It has recently been brought to my attention that I am “extra.” This observation was thoughtfully delivered by my high schooler but quickly confirmed by her younger brothers. I think it may have been initiated by the pizza skulls I made for our Halloween party, or maybe it was the fact that I peel my first grader’s orange before packing it in his lunch. Either way, the three of them were able to create a rather comprehensive list enumerating the many ways in which I am “extra.” I listened in amusement for a while, but when they started talking about the way I would ask too many questions prior to playdates, I had to interject.
My kids were referring to the fact that any time they go to a friend’s house for the first time, I make a point to ask whether any guns in the house are stored in a secure manner. The conversation is never easy, nor is it always comfortable, but in a world where 19 children a day will die from or be treated for a gunshot wound, the uncomfortable conversations are necessary.
Death by gunshot is the second leading cause of death for children and teens aged 1-19. Motor vehicle accidents are the leading cause. In 2016, of the children who died by gunshot, 59% were due to homicide and 35% were due to suicide. A staggering 26% of deaths due to gunshot wounds were caused by unintentional injury. The vast majority of those occurred at home when a child was playing with a loaded gun and accidentally fired it.
The website www.besmartforkids.org helps parents talk with their children and other parents about gun safety by dividing it into five simple steps using the acronym SMART:
S. Secure guns in homes and vehicles.
Guns should be stored unloaded, with gun locks, in locked cabinets or safes. The ammunition should be stored in a separate locked location. These storage areas should be inaccessible to children. Studies show that, despite what most parents think, most kids know if there is a gun in the house and where it is kept. Many of those children will admit to handling the gun when the parent is not around.
M. Model responsible behavior.
It is the responsibility of the gun owner to prevent unauthorized access through appropriate gun storage. Whether your family owns guns or not, parents should discuss with their child that guns are not toys. Should your child see a gun at a friend’s house, or anywhere else, they should not touch it; they should walk away and they should tell an adult.
A. Ask about unsecured guns in other homes.

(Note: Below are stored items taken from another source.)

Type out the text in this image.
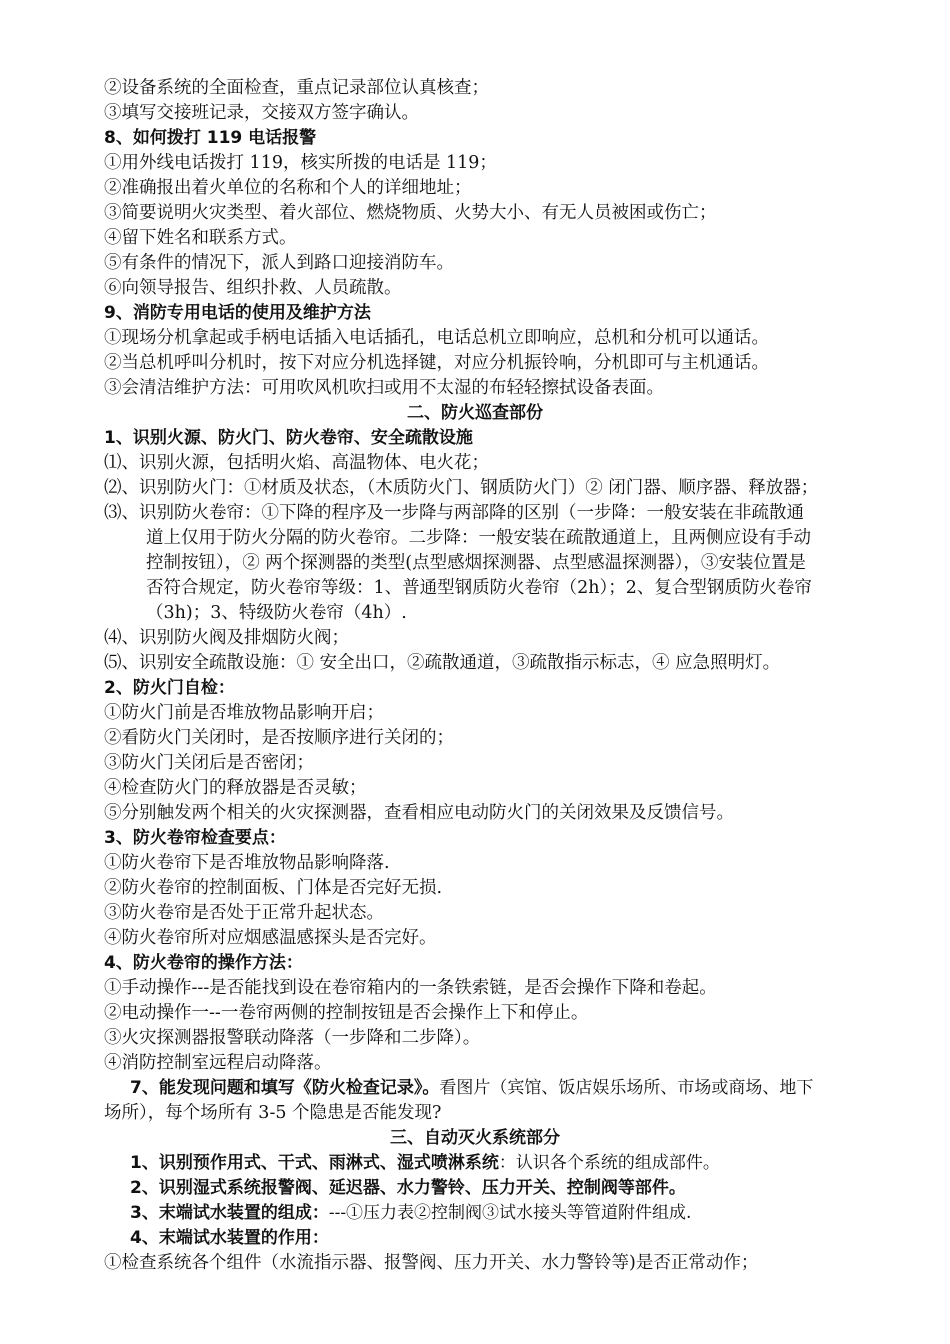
②设备系统的全面检查，重点记录部位认真核查；
③填写交接班记录，交接双方签字确认。
8、如何拨打 119 电话报警
①用外线电话拨打 119，核实所拨的电话是 119；
②准确报出着火单位的名称和个人的详细地址；
③简要说明火灾类型、着火部位、燃烧物质、火势大小、有无人员被困或伤亡；
④留下姓名和联系方式。
⑤有条件的情况下，派人到路口迎接消防车。
⑥向领导报告、组织扑救、人员疏散。
9、消防专用电话的使用及维护方法
①现场分机拿起或手柄电话插入电话插孔，电话总机立即响应，总机和分机可以通话。
②当总机呼叫分机时，按下对应分机选择键，对应分机振铃响，分机即可与主机通话。
③会清洁维护方法：可用吹风机吹扫或用不太湿的布轻轻擦拭设备表面。
二、防火巡查部份
1、识别火源、防火门、防火卷帘、安全疏散设施
⑴、识别火源，包括明火焰、高温物体、电火花；
⑵、识别防火门：①材质及状态，（木质防火门、钢质防火门）② 闭门器、顺序器、释放器；
⑶、识别防火卷帘：①下降的程序及一步降与两部降的区别（一步降：一般安装在非疏散通
道上仅用于防火分隔的防火卷帘。二步降：一般安装在疏散通道上，且两侧应设有手动
控制按钮），② 两个探测器的类型(点型感烟探测器、点型感温探测器），③安装位置是
否符合规定，防火卷帘等级：1、普通型钢质防火卷帘（2h）；2、复合型钢质防火卷帘
（3h)；3、特级防火卷帘（4h）.
⑷、识别防火阀及排烟防火阀；
⑸、识别安全疏散设施：① 安全出口，②疏散通道，③疏散指示标志，④ 应急照明灯。
2、防火门自检：
①防火门前是否堆放物品影响开启；
②看防火门关闭时，是否按顺序进行关闭的；
③防火门关闭后是否密闭；
④检查防火门的释放器是否灵敏；
⑤分别触发两个相关的火灾探测器，查看相应电动防火门的关闭效果及反馈信号。
3、防火卷帘检查要点：
①防火卷帘下是否堆放物品影响降落.
②防火卷帘的控制面板、门体是否完好无损.
③防火卷帘是否处于正常升起状态。
④防火卷帘所对应烟感温感探头是否完好。
4、防火卷帘的操作方法：
①手动操作---是否能找到设在卷帘箱内的一条铁索链，是否会操作下降和卷起。
②电动操作一--一卷帘两侧的控制按钮是否会操作上下和停止。
③火灾探测器报警联动降落（一步降和二步降）。
④消防控制室远程启动降落。
7、能发现问题和填写《防火检查记录》。看图片（宾馆、饭店娱乐场所、市场或商场、地下
场所），每个场所有 3-5 个隐患是否能发现?
三、自动灭火系统部分
1、识别预作用式、干式、雨淋式、湿式喷淋系统：认识各个系统的组成部件。
2、识别湿式系统报警阀、延迟器、水力警铃、压力开关、控制阀等部件。
3、末端试水装置的组成：---①压力表②控制阀③试水接头等管道附件组成.
4、末端试水装置的作用：
①检查系统各个组件（水流指示器、报警阀、压力开关、水力警铃等)是否正常动作；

Talking with other parents about guns in their homes can be awkward. Consider making it part of a general safety discussion. For example, ask if the house has a pet, a pool or any firearms. If it is uncomfortable to talk face-to-face, use email or text to ask and relay information. Volunteer information about your home before you are asked. Discussing gun storage prior to a playdate should be as routine as discussing food allergies. Visit the website askingsaveskids.org for more information.
R. Recognize the risks of teen suicide.
A 2018 study found a close relationship between suicide rates and gun ownership. That is, the states with the highest suicide rates also had the highest rates of gun ownership.
T. Tell your peers to be smart.
The more often these conversations occur, the easier they are to have.
Nothing is extra when it comes to the safety of our kids.